Earlier, listed companies were required to submit a quarterly financial statement and there is no audit for this as there is Limited review filing. In the new section, some Unlisted companies will also be notified for submitting their financial statements.

  • CSR committee [Section 135 (9)]

If CSR amount is within 50 Lakhs a separate CSR committee is not required as now Board of Directors can do the work.

  • Remuneration to Non-executive and Independent Directors [Section 149]

Remuneration can be paid also to non-executive and independent directors in case of loss or inadequate profits.

  • Chapter XXIA Producer Company chapter has been inserted.
  • Removal of IDR provision [Section 379(1)]

Earlier Government of India excluded IDR rules on a certain class of companies. However, the new amendment provision has been removed.

  • Exemptions for foreign companies [Section 393A]

A new section has been introduced in which certain Exemptions are inserted for foreign companies.

  • Removal of Additional Fees on late payment [Section 403]
  • NCLAT Constitution rectification [Section 410]

Limit of 11 members in NCLAT(National Company Law Appellate Tribunal) has been removed.
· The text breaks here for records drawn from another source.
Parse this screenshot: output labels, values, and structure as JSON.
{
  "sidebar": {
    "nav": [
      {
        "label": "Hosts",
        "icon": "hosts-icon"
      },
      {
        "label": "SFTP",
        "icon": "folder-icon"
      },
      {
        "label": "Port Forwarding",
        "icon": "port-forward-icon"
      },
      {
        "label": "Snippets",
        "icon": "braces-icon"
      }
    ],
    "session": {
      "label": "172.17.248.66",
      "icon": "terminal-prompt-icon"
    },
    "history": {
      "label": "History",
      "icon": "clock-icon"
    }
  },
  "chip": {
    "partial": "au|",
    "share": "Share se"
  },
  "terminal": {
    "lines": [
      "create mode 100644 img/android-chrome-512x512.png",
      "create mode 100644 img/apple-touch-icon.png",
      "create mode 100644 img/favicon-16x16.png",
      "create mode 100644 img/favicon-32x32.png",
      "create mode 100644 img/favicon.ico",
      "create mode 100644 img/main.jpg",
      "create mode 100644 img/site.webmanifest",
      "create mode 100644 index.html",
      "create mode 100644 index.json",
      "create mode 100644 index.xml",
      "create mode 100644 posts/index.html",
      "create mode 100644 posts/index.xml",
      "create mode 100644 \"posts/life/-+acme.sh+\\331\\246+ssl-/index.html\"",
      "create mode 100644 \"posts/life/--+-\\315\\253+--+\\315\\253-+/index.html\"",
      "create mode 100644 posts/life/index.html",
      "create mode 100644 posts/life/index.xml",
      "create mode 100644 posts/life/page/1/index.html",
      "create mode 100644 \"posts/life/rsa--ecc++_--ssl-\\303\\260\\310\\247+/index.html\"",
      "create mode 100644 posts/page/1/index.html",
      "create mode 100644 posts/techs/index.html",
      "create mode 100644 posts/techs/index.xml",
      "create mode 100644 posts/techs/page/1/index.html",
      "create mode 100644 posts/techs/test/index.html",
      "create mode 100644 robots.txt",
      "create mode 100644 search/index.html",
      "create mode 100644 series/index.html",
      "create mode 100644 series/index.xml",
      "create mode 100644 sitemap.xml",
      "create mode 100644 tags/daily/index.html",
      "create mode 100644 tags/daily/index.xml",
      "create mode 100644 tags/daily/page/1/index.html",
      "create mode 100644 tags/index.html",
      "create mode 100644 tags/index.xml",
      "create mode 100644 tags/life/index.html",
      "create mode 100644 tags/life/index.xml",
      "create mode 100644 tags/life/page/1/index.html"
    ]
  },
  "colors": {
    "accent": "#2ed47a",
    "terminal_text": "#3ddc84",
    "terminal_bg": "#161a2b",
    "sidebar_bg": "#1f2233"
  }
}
  • Introduction of NCLAT benches [Section 418A]

NCLAT benches will be introduced by the Central government in consultation with the chairperson.

  • Removal of Special court’s Jurisdiction [Section 435]

Special court jurisdiction under section 452(If an employee or officer of a company is in wrongful possession of any property of the company) has been removed and the same will be handled by NCLT.

  • Lesser penalties for OPC, small, producer and startup company [Section 446B]

With the addition of two new companies i.e. producer company and startup company, penalties are also reduced for One person, small, producer and startup company.

  • Immunity form Imprisonment for wrongful possession [Section 452]

If an employee or officer of a company is in a wrongful possession or withholding of a dwelling unit because of non-receipt of welfare fund provided by the company, imprisonment shall not be ordered upon the satisfaction of the court.

  • Immunity from adjudication on non-submission of statements [Section 454]

If there is a default in the submission of Annual statement and Financial statement and the same has been rectified prior or within 30 days from the issuance of a notice, no penalty will be imposed along with the cessation of all the proceedings related to it.

  • Enactment of Producer Company Act [Section 465]

New producer company act has been enacted and the old producer company act of 1956 has been repealed.